Em seu "Discurso do Método", o genial filósofo francês René Descartes (1596-1650) escreveu: "O bom senso é a coisa mais bem-repartida do mundo". O argumento para provar a tese é também convincente: "Cada indivíduo acredita ser tão bem provido dele [bom senso] que mesmo os mais difíceis de contentar em qualquer outro aspecto não costumam desejar possuir mais do que já têm". Como tantas outras teorias, essa é uma que funciona melhor no papel do que na realidade. O próprio Descartes se viu compelido a redigir as "Regras para a Direção do Espírito", obra que poderia ser resumida como um manual de bom senso. Ora, se aquilo que os de língua inglesa chamam de "common sense" é o que de mais bem distribuído existe na natureza humana, seria absolutamente desnecessário prescrevê-lo na forma de conselhos. Como não é, podemos concluir que estamos diante de um conceito mais complexo e problemático do que supôs o grande Descartes.

Essa breve digressão sobre o bom senso vem a propósito da intenção do Ministério da Saúde de estabelecer diretrizes para internações e altas em UTIs. Trata-se de uma medida justificável --de bom senso--, mas que, receio, tenha sido mal compreendida. Comecemos pelo que ela não é. Não se trata de uma interferência indevida do governo nos destinos das pessoas ("escolher quem vai morrer") nem de um modo de acelerar o fim de vidas que o Estado julgue indignas de ser vividas ("instituição da eutanásia estatal"). Concordo que essas interpretações são possíveis. Diria até que são inevitáveis para os que simpatizam com teorias conspiratórias. Como garante a lei de Murphy, foram as piores leituras que prevaleceram, a ponto de levar o ministro Humberto Costa a "suspender" as discussões sobre sua proposta. Iniciativa, aliás, tola, uma vez que o debate já está lançado.

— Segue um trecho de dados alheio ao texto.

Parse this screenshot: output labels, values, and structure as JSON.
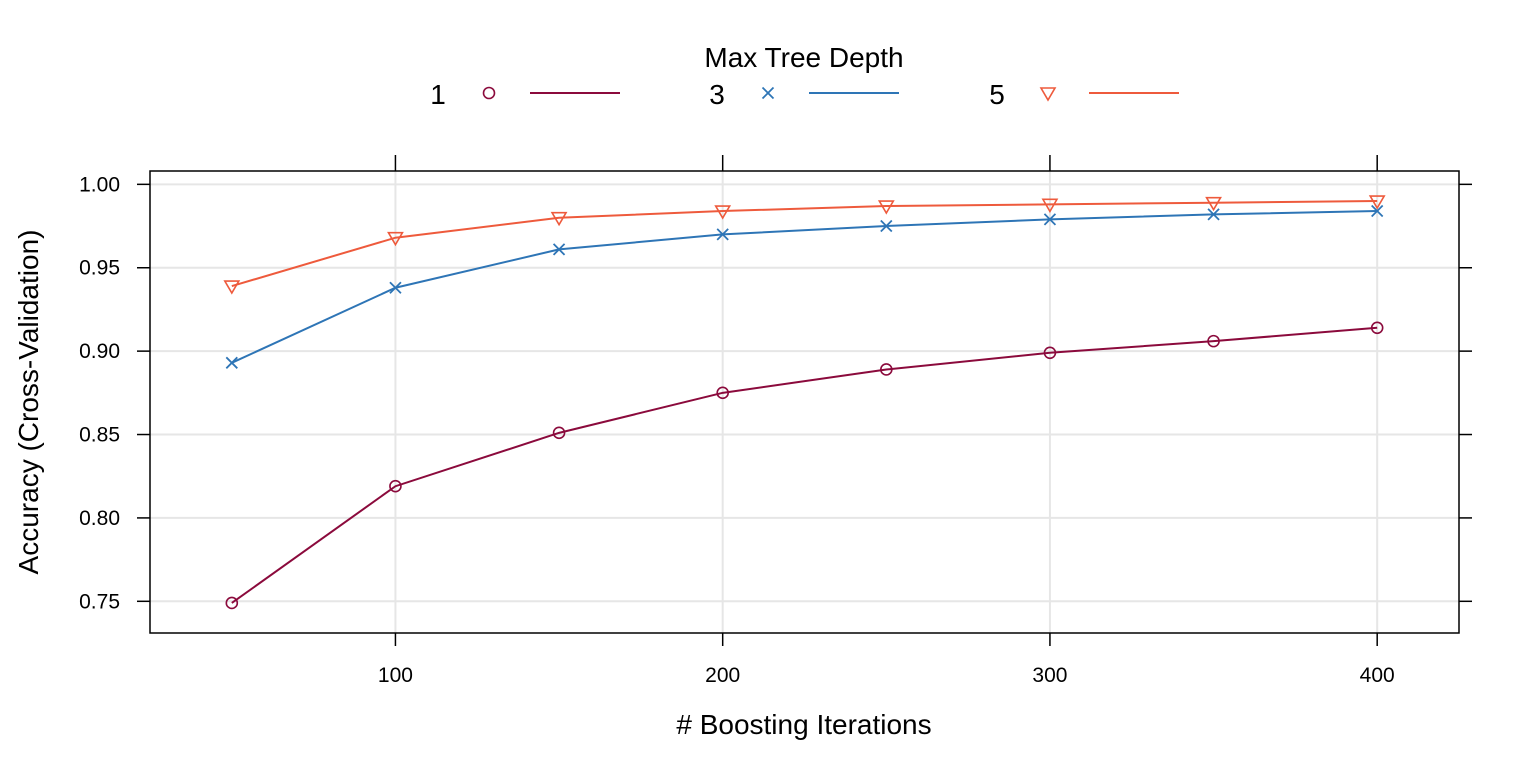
{
  "chart_data": {
    "type": "line",
    "title": "",
    "xlabel": "# Boosting Iterations",
    "ylabel": "Accuracy (Cross-Validation)",
    "legend": {
      "title": "Max Tree Depth",
      "placement": "top"
    },
    "xlim": [
      25,
      425
    ],
    "ylim": [
      0.731,
      1.008
    ],
    "xticks": [
      100,
      200,
      300,
      400
    ],
    "xtick_labels": [
      "100",
      "200",
      "300",
      "400"
    ],
    "yticks": [
      0.75,
      0.8,
      0.85,
      0.9,
      0.95,
      1.0
    ],
    "ytick_labels": [
      "0.75",
      "0.80",
      "0.85",
      "0.90",
      "0.95",
      "1.00"
    ],
    "grid": true,
    "x": [
      50,
      100,
      150,
      200,
      250,
      300,
      350,
      400
    ],
    "series": [
      {
        "name": "1",
        "color": "#8B0A3C",
        "marker": "circle",
        "values": [
          0.749,
          0.819,
          0.851,
          0.875,
          0.889,
          0.899,
          0.906,
          0.914
        ]
      },
      {
        "name": "3",
        "color": "#2E75B6",
        "marker": "cross",
        "values": [
          0.893,
          0.938,
          0.961,
          0.97,
          0.975,
          0.979,
          0.982,
          0.984
        ]
      },
      {
        "name": "5",
        "color": "#EE5A3C",
        "marker": "triangle-down",
        "values": [
          0.939,
          0.968,
          0.98,
          0.984,
          0.987,
          0.988,
          0.989,
          0.99
        ]
      }
    ]
  }
}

Em primeiro lugar, é bom frisar que critérios para internar um paciente numa UTI existem desde que essas unidades forma criadas. Embora eles não estejam consolidados em nenhum documento oficial do ministério, têm materialidade nos usos e costumes médicos. Mais do que isso, eles são milimetricamente estudados pelos especialistas em bioética de todo o mundo e constam de qualquer manual de deontologia médica. No fundo, o que deve valer é o bom senso. Se uma criança chega a um hospital vítima de choque hemorrágico sem co-morbidades --isto é, com excelentes chances de recuperação--, é mais do que razoável que tenha prioridade num leito de UTI. Já quem indicasse cuidados intensivos para um paciente terminal de câncer com dores excruciantes poderia ser tachado de sádico. O problema básico --o desafio mesmo da bioética-- é encontrar respostas para os 99% de casos restantes, que são muito menos óbvios do que esses dois.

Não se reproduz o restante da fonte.